In Figure 9, light green represents 100 percent of dollars or the cost of current strategies. Dark blue represents recovery investments - the things that are likely to spike and then go away by design, such as the continued health and safety investments associated with physical distancing. Finally, light blue represents redesign investments - the things that will fundamentally change the experience of students and teachers.

Scenario one is the “ramp up and ramp down” approach. There is no redesign involved because there is no money to sustain new investments after the three-year ESSER funding period. The investments will simply stop, and the district will return to previous strategies. 

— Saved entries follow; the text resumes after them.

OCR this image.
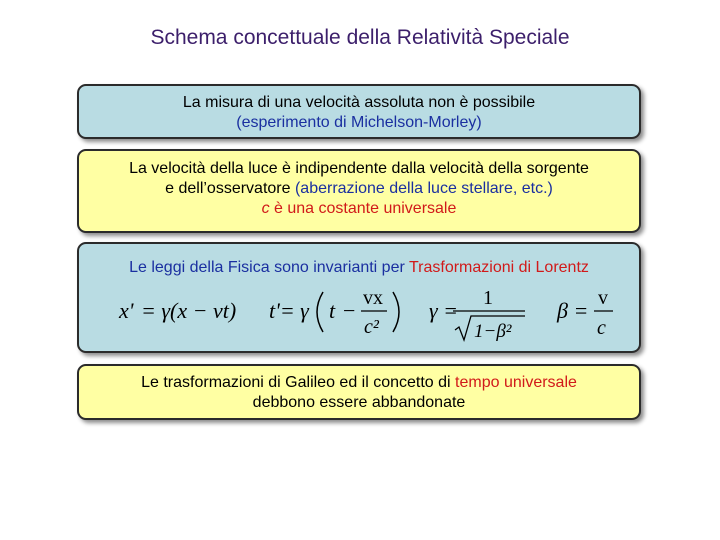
Schema concettuale della Relatività Speciale
La misura di una velocità assoluta non è possibile
(esperimento di Michelson-Morley)
La velocità della luce è indipendente dalla velocità della sorgente
e dell’osservatore (aberrazione della luce stellare, etc.)
c è una costante universale
Le leggi della Fisica sono invarianti per Trasformazioni di Lorentz
x' = γ(x − vt) t'= γ t − vx
c²
γ = 1
1−β²
β = v
c
Le trasformazioni di Galileo ed il concetto di tempo universale
debbono essere abbandonate
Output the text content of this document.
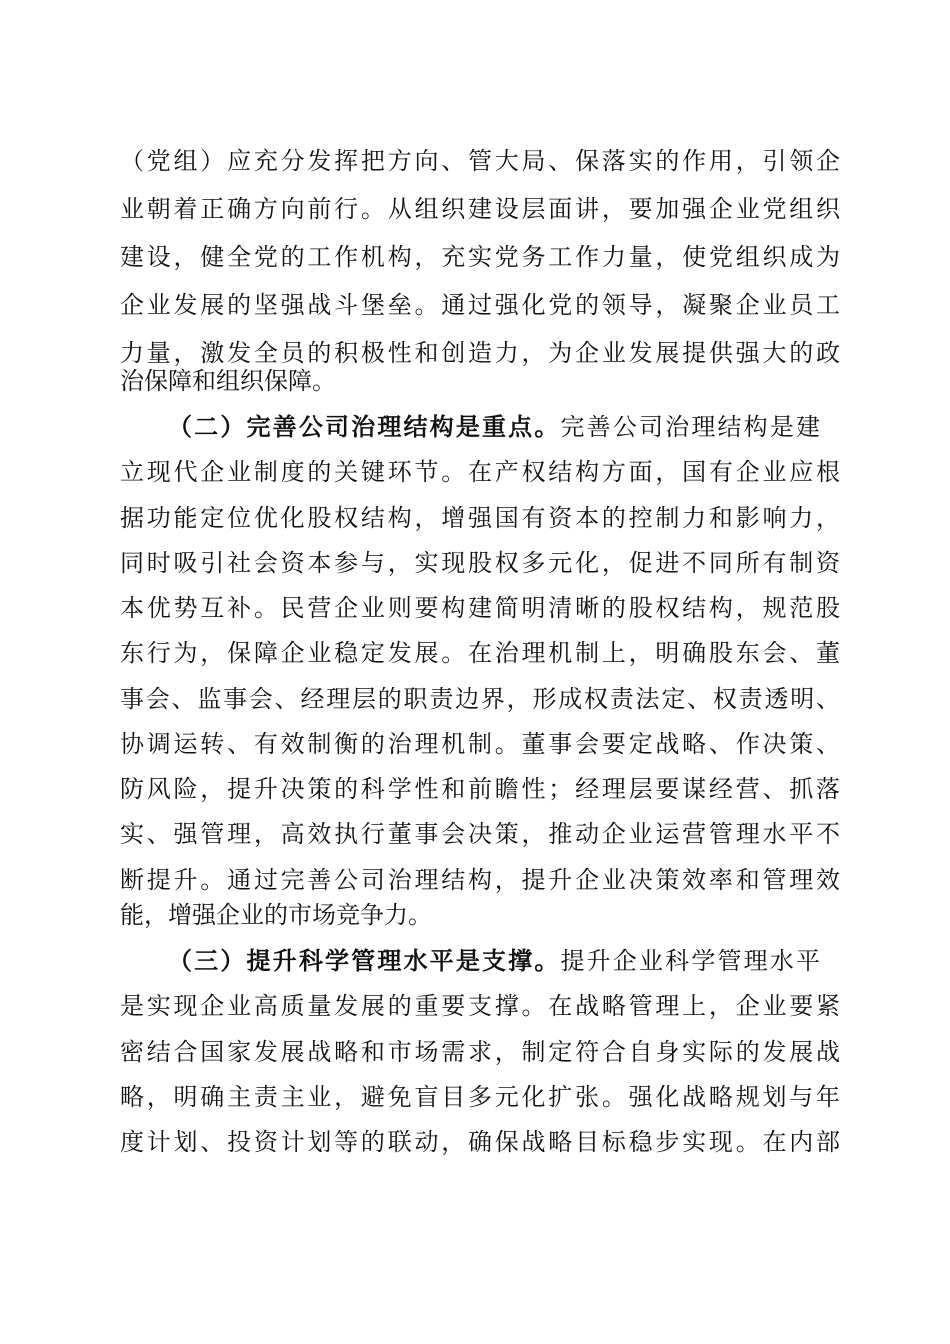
（党组）应充分发挥把方向、管大局、保落实的作用，引领企
业朝着正确方向前行。从组织建设层面讲，要加强企业党组织
建设，健全党的工作机构，充实党务工作力量，使党组织成为
企业发展的坚强战斗堡垒。通过强化党的领导，凝聚企业员工
力量，激发全员的积极性和创造力，为企业发展提供强大的政
治保障和组织保障。
（二）完善公司治理结构是重点。完善公司治理结构是建
立现代企业制度的关键环节。在产权结构方面，国有企业应根
据功能定位优化股权结构，增强国有资本的控制力和影响力，
同时吸引社会资本参与，实现股权多元化，促进不同所有制资
本优势互补。民营企业则要构建简明清晰的股权结构，规范股
东行为，保障企业稳定发展。在治理机制上，明确股东会、董
事会、监事会、经理层的职责边界，形成权责法定、权责透明、
协调运转、有效制衡的治理机制。董事会要定战略、作决策、
防风险，提升决策的科学性和前瞻性；经理层要谋经营、抓落
实、强管理，高效执行董事会决策，推动企业运营管理水平不
断提升。通过完善公司治理结构，提升企业决策效率和管理效
能，增强企业的市场竞争力。
（三）提升科学管理水平是支撑。提升企业科学管理水平
是实现企业高质量发展的重要支撑。在战略管理上，企业要紧
密结合国家发展战略和市场需求，制定符合自身实际的发展战
略，明确主责主业，避免盲目多元化扩张。强化战略规划与年
度计划、投资计划等的联动，确保战略目标稳步实现。在内部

Scenario two is a “roll-the-dice” strategy in which districts invest money into redesign without adjusting the existing cost structures - they ride out the three-year ESSER funding period, but are then forced to find more money. This creates a fiscal cliff.

The third scenario is a “Do Now, Build Toward” approach that follows ERS’ Seven Principles for Investing ESSER Funds. With a vision to “Build Toward” and sustainable underlying cost structures in place, spending can revert to pre-COVID levels. The hardest part of this approach is figuring out which current strategies (light green) can be rolled back so that redesign strategies (light blue) can be rolled into future budgets in sustainable ways.